La entidad de salud nacional desempeña un papel crucial en la formalización del uso de la Evaluación de Tecnologías Sanitarias (ETES) y de las Guías de Práctica Clínica (GPC), siendo la encargada de definir políticas, regulaciones y pautas que guíen decisiones fundamentadas en evidencia. En el ámbito de Ecuador, esta responsabilidad implica no solo crear documentos técnicos, sino también asegurar su correcta implementación en los diversos niveles del sistema sanitario. De acuerdo a Gordon Guyatt (2008), la incorporación de evidencia científica de alta calidad en la práctica médica permite mejorar los resultados de salud y hacer un uso más eficiente de los recursos, lo que respalda la importancia de formalizar estas herramientas.
De igual forma, la entidad de salud debe fortalecer las habilidades técnicas del sistema a través de la capacitación de los profesionales en análisis crítico, evaluación de evidencia y uso de guías clínicas. Este proceso solicita el establecimiento de estructuras organizativas que faciliten la creación, adaptación y actualización de ETES y GPC, en colaboración con instituciones académicas y organismos internacionales. En este aspecto, la Organización Mundial de la Salud (2014) subraya que la institucionalización de la evaluación de tecnologías sanitarias ayuda a construir sistemas de salud más justos y sostenibles, al fomentar decisiones informadas y adaptadas al contexto.
Por último, es esencial que la entidad de salud incentive la participación de actores clave y garantice la claridad en los procedimientos de toma de decisiones. La integración de profesionales de la salud, administradores y pacientes facilita la aceptación y el uso de las recomendaciones en la práctica médica.

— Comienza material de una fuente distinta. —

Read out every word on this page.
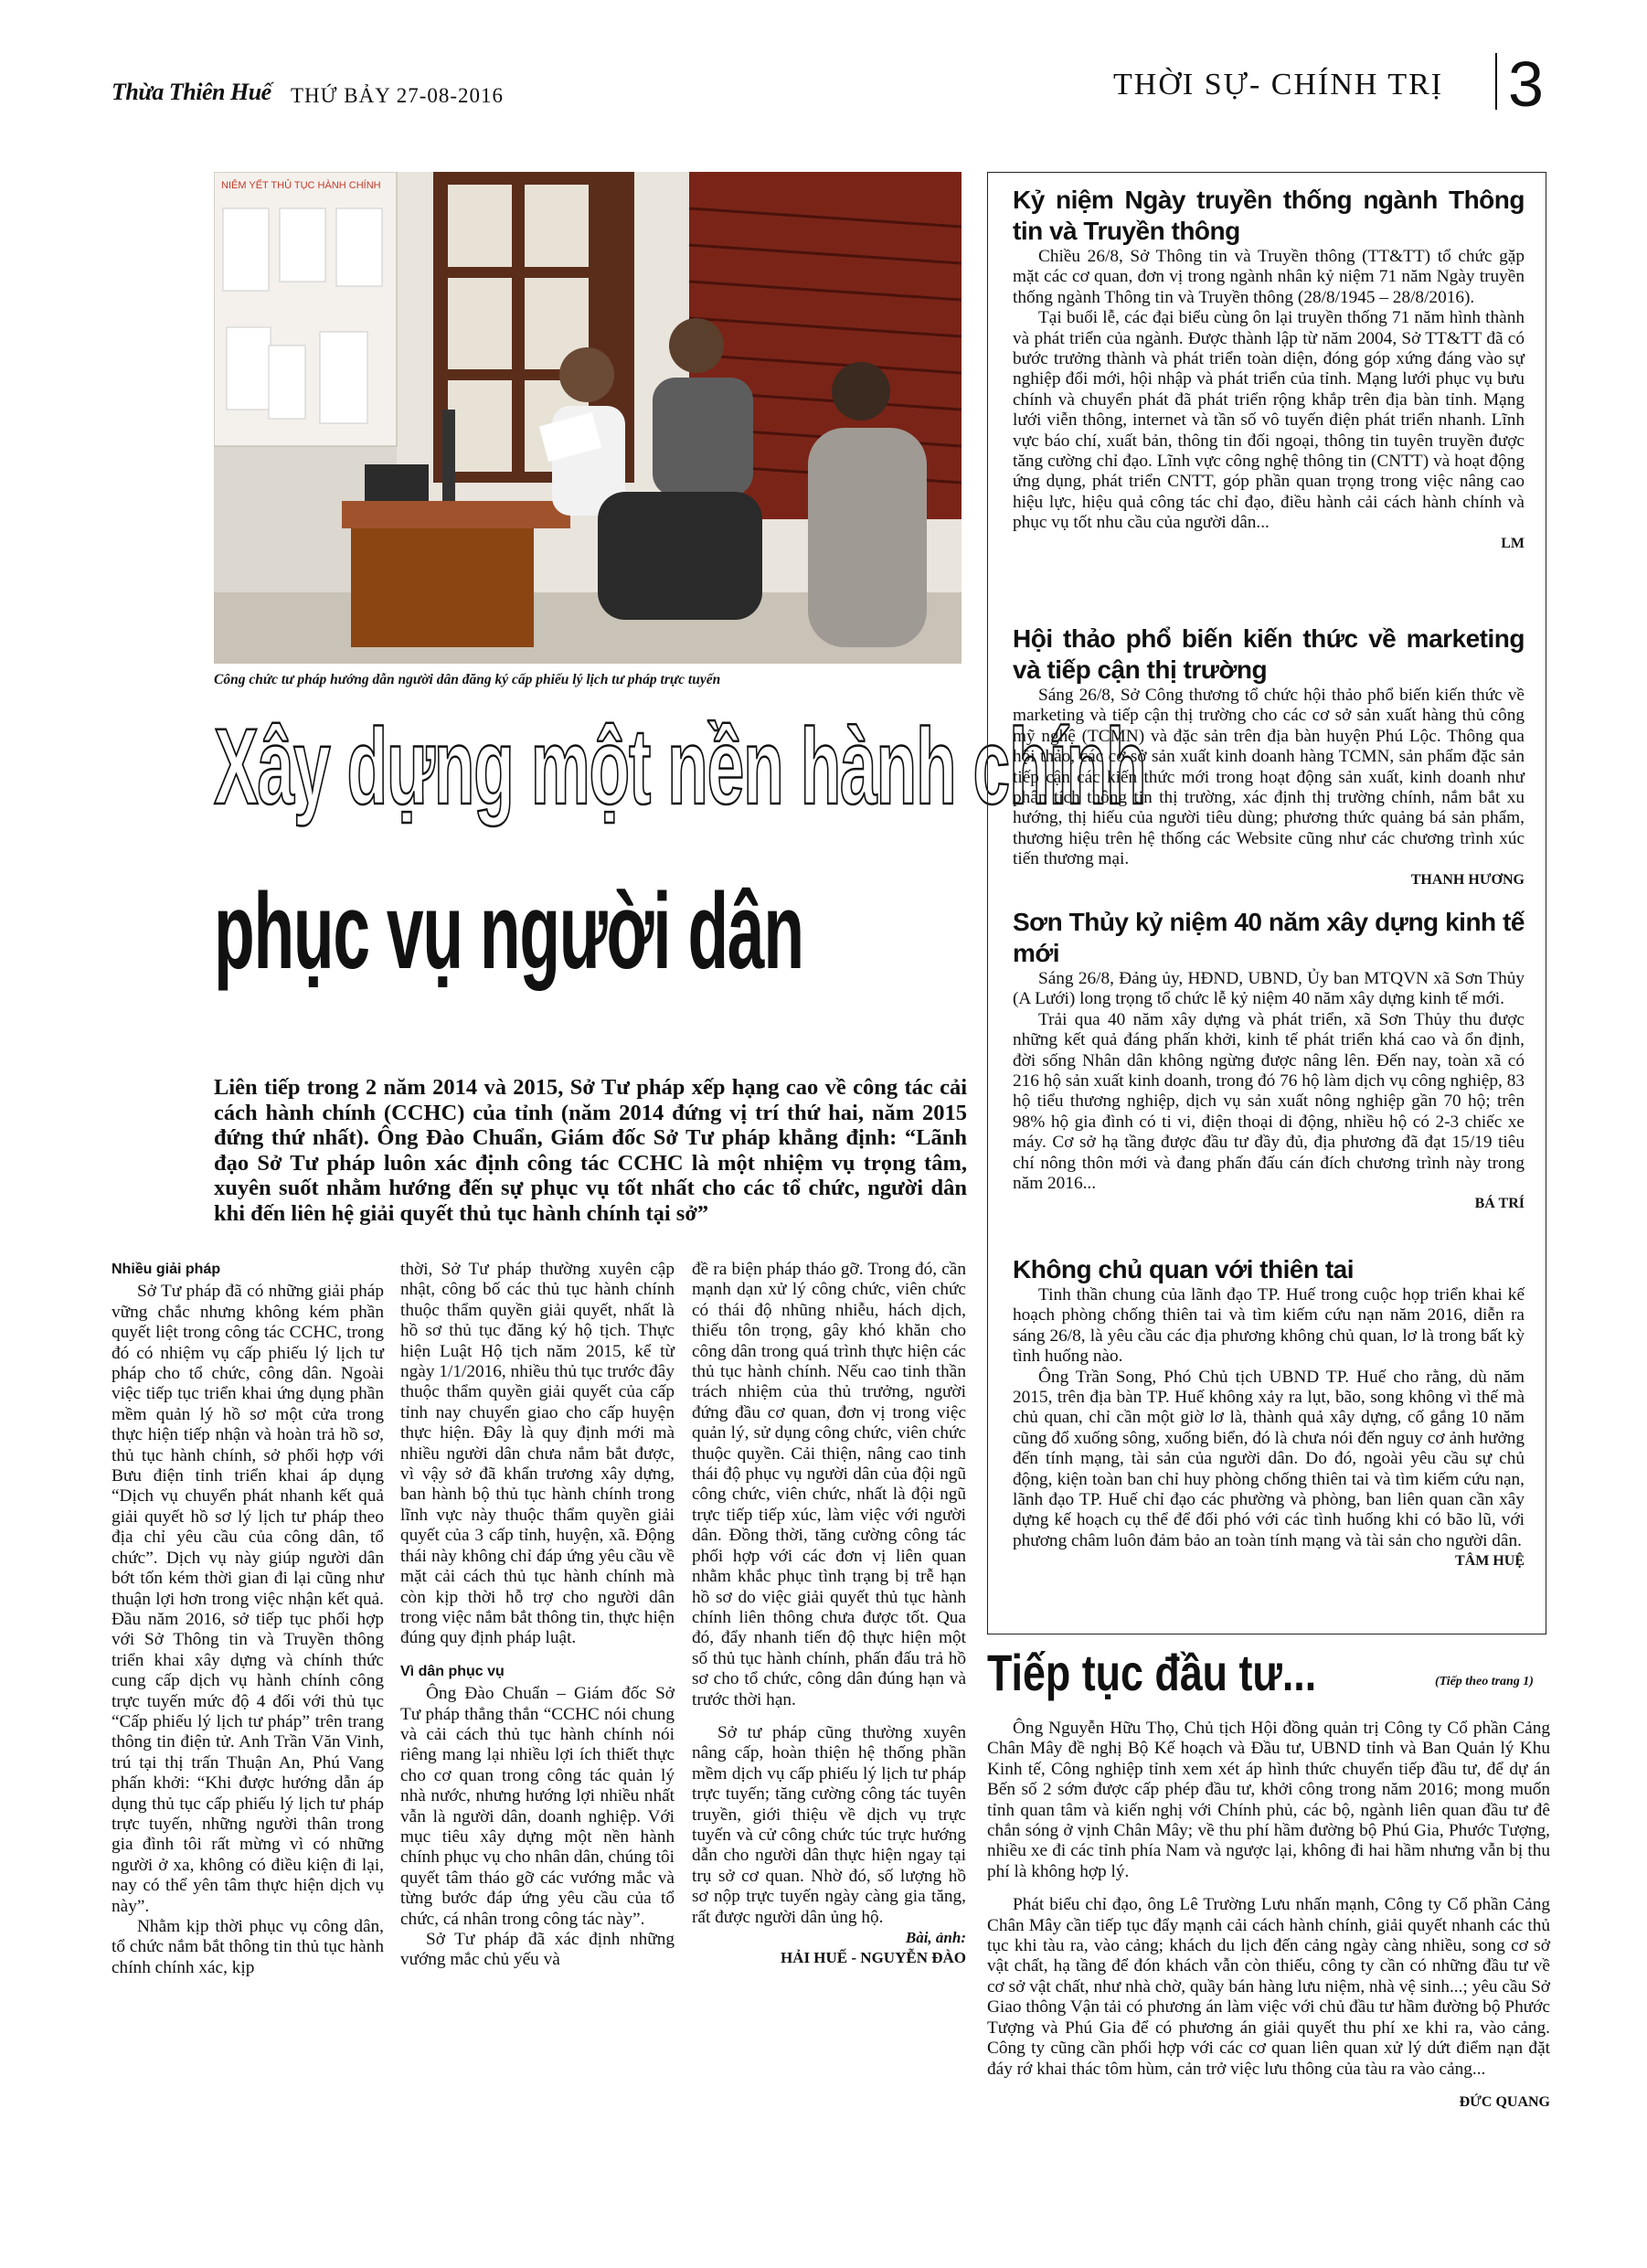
Thừa Thiên Huế THỨ BẢY 27-08-2016	THỜI SỰ- CHÍNH TRỊ 3
NIÊM YẾT THỦ TỤC HÀNH CHÍNH
Công chức tư pháp hướng dẫn người dân đăng ký cấp phiếu lý lịch tư pháp trực tuyến
Xây dựng một nền hành chính
phục vụ người dân
Liên tiếp trong 2 năm 2014 và 2015, Sở Tư pháp xếp hạng cao về công tác cải cách hành chính (CCHC) của tỉnh (năm 2014 đứng vị trí thứ hai, năm 2015 đứng thứ nhất). Ông Đào Chuẩn, Giám đốc Sở Tư pháp khẳng định: “Lãnh đạo Sở Tư pháp luôn xác định công tác CCHC là một nhiệm vụ trọng tâm, xuyên suốt nhằm hướng đến sự phục vụ tốt nhất cho các tổ chức, người dân khi đến liên hệ giải quyết thủ tục hành chính tại sở”

Nhiều giải pháp

Sở Tư pháp đã có những giải pháp vững chắc nhưng không kém phần quyết liệt trong công tác CCHC, trong đó có nhiệm vụ cấp phiếu lý lịch tư pháp cho tổ chức, công dân. Ngoài việc tiếp tục triển khai ứng dụng phần mềm quản lý hồ sơ một cửa trong thực hiện tiếp nhận và hoàn trả hồ sơ, thủ tục hành chính, sở phối hợp với Bưu điện tỉnh triển khai áp dụng “Dịch vụ chuyển phát nhanh kết quả giải quyết hồ sơ lý lịch tư pháp theo địa chỉ yêu cầu của công dân, tổ chức”. Dịch vụ này giúp người dân bớt tốn kém thời gian đi lại cũng như thuận lợi hơn trong việc nhận kết quả. Đầu năm 2016, sở tiếp tục phối hợp với Sở Thông tin và Truyền thông triển khai xây dựng và chính thức cung cấp dịch vụ hành chính công trực tuyến mức độ 4 đối với thủ tục “Cấp phiếu lý lịch tư pháp” trên trang thông tin điện tử. Anh Trần Văn Vinh, trú tại thị trấn Thuận An, Phú Vang phấn khởi: “Khi được hướng dẫn áp dụng thủ tục cấp phiếu lý lịch tư pháp trực tuyến, những người thân trong gia đình tôi rất mừng vì có những người ở xa, không có điều kiện đi lại, nay có thể yên tâm thực hiện dịch vụ này”.

Nhằm kịp thời phục vụ công dân, tổ chức nắm bắt thông tin thủ tục hành chính chính xác, kịp

thời, Sở Tư pháp thường xuyên cập nhật, công bố các thủ tục hành chính thuộc thẩm quyền giải quyết, nhất là hồ sơ thủ tục đăng ký hộ tịch. Thực hiện Luật Hộ tịch năm 2015, kể từ ngày 1/1/2016, nhiều thủ tục trước đây thuộc thẩm quyền giải quyết của cấp tỉnh nay chuyển giao cho cấp huyện thực hiện. Đây là quy định mới mà nhiều người dân chưa nắm bắt được, vì vậy sở đã khẩn trương xây dựng, ban hành bộ thủ tục hành chính trong lĩnh vực này thuộc thẩm quyền giải quyết của 3 cấp tỉnh, huyện, xã. Động thái này không chỉ đáp ứng yêu cầu về mặt cải cách thủ tục hành chính mà còn kịp thời hỗ trợ cho người dân trong việc nắm bắt thông tin, thực hiện đúng quy định pháp luật.

Vì dân phục vụ

Ông Đào Chuẩn – Giám đốc Sở Tư pháp thẳng thắn “CCHC nói chung và cải cách thủ tục hành chính nói riêng mang lại nhiều lợi ích thiết thực cho cơ quan trong công tác quản lý nhà nước, nhưng hướng lợi nhiều nhất vẫn là người dân, doanh nghiệp. Với mục tiêu xây dựng một nền hành chính phục vụ cho nhân dân, chúng tôi quyết tâm tháo gỡ các vướng mắc và từng bước đáp ứng yêu cầu của tổ chức, cá nhân trong công tác này”.

Sở Tư pháp đã xác định những vướng mắc chủ yếu và

đề ra biện pháp tháo gỡ. Trong đó, cần mạnh dạn xử lý công chức, viên chức có thái độ nhũng nhiễu, hách dịch, thiếu tôn trọng, gây khó khăn cho công dân trong quá trình thực hiện các thủ tục hành chính. Nếu cao tinh thần trách nhiệm của thủ trưởng, người đứng đầu cơ quan, đơn vị trong việc quản lý, sử dụng công chức, viên chức thuộc quyền. Cải thiện, nâng cao tinh thái độ phục vụ người dân của đội ngũ công chức, viên chức, nhất là đội ngũ trực tiếp tiếp xúc, làm việc với người dân. Đồng thời, tăng cường công tác phối hợp với các đơn vị liên quan nhằm khắc phục tình trạng bị trễ hạn hồ sơ do việc giải quyết thủ tục hành chính liên thông chưa được tốt. Qua đó, đẩy nhanh tiến độ thực hiện một số thủ tục hành chính, phấn đấu trả hồ sơ cho tổ chức, công dân đúng hạn và trước thời hạn.

Sở tư pháp cũng thường xuyên nâng cấp, hoàn thiện hệ thống phần mềm dịch vụ cấp phiếu lý lịch tư pháp trực tuyến; tăng cường công tác tuyên truyền, giới thiệu về dịch vụ trực tuyến và cử công chức túc trực hướng dẫn cho người dân thực hiện ngay tại trụ sở cơ quan. Nhờ đó, số lượng hồ sơ nộp trực tuyến ngày càng gia tăng, rất được người dân ủng hộ.

Bài, ảnh:
HẢI HUẾ - NGUYỄN ĐÀO

Kỷ niệm Ngày truyền thống ngành Thông tin và Truyền thông

Chiều 26/8, Sở Thông tin và Truyền thông (TT&TT) tổ chức gặp mặt các cơ quan, đơn vị trong ngành nhân kỷ niệm 71 năm Ngày truyền thống ngành Thông tin và Truyền thông (28/8/1945 – 28/8/2016).

Tại buổi lễ, các đại biểu cùng ôn lại truyền thống 71 năm hình thành và phát triển của ngành. Được thành lập từ năm 2004, Sở TT&TT đã có bước trưởng thành và phát triển toàn diện, đóng góp xứng đáng vào sự nghiệp đổi mới, hội nhập và phát triển của tỉnh. Mạng lưới phục vụ bưu chính và chuyển phát đã phát triển rộng khắp trên địa bàn tỉnh. Mạng lưới viễn thông, internet và tần số vô tuyến điện phát triển nhanh. Lĩnh vực báo chí, xuất bản, thông tin đối ngoại, thông tin tuyên truyền được tăng cường chỉ đạo. Lĩnh vực công nghệ thông tin (CNTT) và hoạt động ứng dụng, phát triển CNTT, góp phần quan trọng trong việc nâng cao hiệu lực, hiệu quả công tác chỉ đạo, điều hành cải cách hành chính và phục vụ tốt nhu cầu của người dân...

LM

Hội thảo phổ biến kiến thức về marketing và tiếp cận thị trường

Sáng 26/8, Sở Công thương tổ chức hội thảo phổ biến kiến thức về marketing và tiếp cận thị trường cho các cơ sở sản xuất hàng thủ công mỹ nghệ (TCMN) và đặc sản trên địa bàn huyện Phú Lộc. Thông qua hội thảo, các cơ sở sản xuất kinh doanh hàng TCMN, sản phẩm đặc sản tiếp cận các kiến thức mới trong hoạt động sản xuất, kinh doanh như phân tích thông tin thị trường, xác định thị trường chính, nắm bắt xu hướng, thị hiếu của người tiêu dùng; phương thức quảng bá sản phẩm, thương hiệu trên hệ thống các Website cũng như các chương trình xúc tiến thương mại.

THANH HƯƠNG

Sơn Thủy kỷ niệm 40 năm xây dựng kinh tế mới

Sáng 26/8, Đảng ủy, HĐND, UBND, Ủy ban MTQVN xã Sơn Thủy (A Lưới) long trọng tổ chức lễ kỷ niệm 40 năm xây dựng kinh tế mới.

Trải qua 40 năm xây dựng và phát triển, xã Sơn Thủy thu được những kết quả đáng phấn khởi, kinh tế phát triển khá cao và ổn định, đời sống Nhân dân không ngừng được nâng lên. Đến nay, toàn xã có 216 hộ sản xuất kinh doanh, trong đó 76 hộ làm dịch vụ công nghiệp, 83 hộ tiểu thương nghiệp, dịch vụ sản xuất nông nghiệp gần 70 hộ; trên 98% hộ gia đình có ti vi, điện thoại di động, nhiều hộ có 2-3 chiếc xe máy. Cơ sở hạ tầng được đầu tư đầy đủ, địa phương đã đạt 15/19 tiêu chí nông thôn mới và đang phấn đấu cán đích chương trình này trong năm 2016...

BÁ TRÍ

Không chủ quan với thiên tai

Tinh thần chung của lãnh đạo TP. Huế trong cuộc họp triển khai kế hoạch phòng chống thiên tai và tìm kiếm cứu nạn năm 2016, diễn ra sáng 26/8, là yêu cầu các địa phương không chủ quan, lơ là trong bất kỳ tình huống nào.

Ông Trần Song, Phó Chủ tịch UBND TP. Huế cho rằng, dù năm 2015, trên địa bàn TP. Huế không xảy ra lụt, bão, song không vì thế mà chủ quan, chỉ cần một giờ lơ là, thành quả xây dựng, cố gắng 10 năm cũng đổ xuống sông, xuống biển, đó là chưa nói đến nguy cơ ảnh hưởng đến tính mạng, tài sản của người dân. Do đó, ngoài yêu cầu sự chủ động, kiện toàn ban chỉ huy phòng chống thiên tai và tìm kiếm cứu nạn, lãnh đạo TP. Huế chỉ đạo các phường và phòng, ban liên quan cần xây dựng kế hoạch cụ thể để đối phó với các tình huống khi có bão lũ, với phương châm luôn đảm bảo an toàn tính mạng và tài sản cho người dân.

TÂM HUỆ

Tiếp tục đầu tư...	(Tiếp theo trang 1)

Ông Nguyễn Hữu Thọ, Chủ tịch Hội đồng quản trị Công ty Cổ phần Cảng Chân Mây đề nghị Bộ Kế hoạch và Đầu tư, UBND tỉnh và Ban Quản lý Khu Kinh tế, Công nghiệp tỉnh xem xét áp hình thức chuyển tiếp đầu tư, để dự án Bến số 2 sớm được cấp phép đầu tư, khởi công trong năm 2016; mong muốn tỉnh quan tâm và kiến nghị với Chính phủ, các bộ, ngành liên quan đầu tư đê chắn sóng ở vịnh Chân Mây; về thu phí hầm đường bộ Phú Gia, Phước Tượng, nhiều xe đi các tỉnh phía Nam và ngược lại, không đi hai hầm nhưng vẫn bị thu phí là không hợp lý.

Phát biểu chỉ đạo, ông Lê Trường Lưu nhấn mạnh, Công ty Cổ phần Cảng Chân Mây cần tiếp tục đẩy mạnh cải cách hành chính, giải quyết nhanh các thủ tục khi tàu ra, vào cảng; khách du lịch đến cảng ngày càng nhiều, song cơ sở vật chất, hạ tầng để đón khách vẫn còn thiếu, công ty cần có những đầu tư về cơ sở vật chất, như nhà chờ, quầy bán hàng lưu niệm, nhà vệ sinh...; yêu cầu Sở Giao thông Vận tải có phương án làm việc với chủ đầu tư hầm đường bộ Phước Tượng và Phú Gia để có phương án giải quyết thu phí xe khi ra, vào cảng. Công ty cũng cần phối hợp với các cơ quan liên quan xử lý dứt điểm nạn đặt đáy rớ khai thác tôm hùm, cản trở việc lưu thông của tàu ra vào cảng...

ĐỨC QUANG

Según Jeremy Grimshaw et al. (2012), la correcta implementación de guías clínicas depende en gran medida de su adecuación al entorno local y de estrategias proactivas que favorezcan su adopción. Por lo tanto, la función directiva debe orientarse no solo a regular, sino también a guiar procesos participativos que aseguren la relevancia y aplicabilidad de las ETES y GPC en el sistema de salud nacional.
1. Guyatt, G. H., Oxman, A. D., Vist, G. E., Kunz, R., Falck‐Ytter, Y., Alonso-Coello, P., & Schünemann, H. J. (2008). GRADE: an emerging consensus on rating quality of evidence and strength of recommendations. BMJ, 336(7650), 924–926.
2. Organización Mundial de la Salud. (2014). Health technology assessment of medical devices. Ginebra: OMS.
3. Grimshaw, J. M., Eccles, M. P., Lavis, J. N., Hill, S. J., & Squires, J. E. (2012). Knowledge translation of research findings. Implementation Science, 7(50).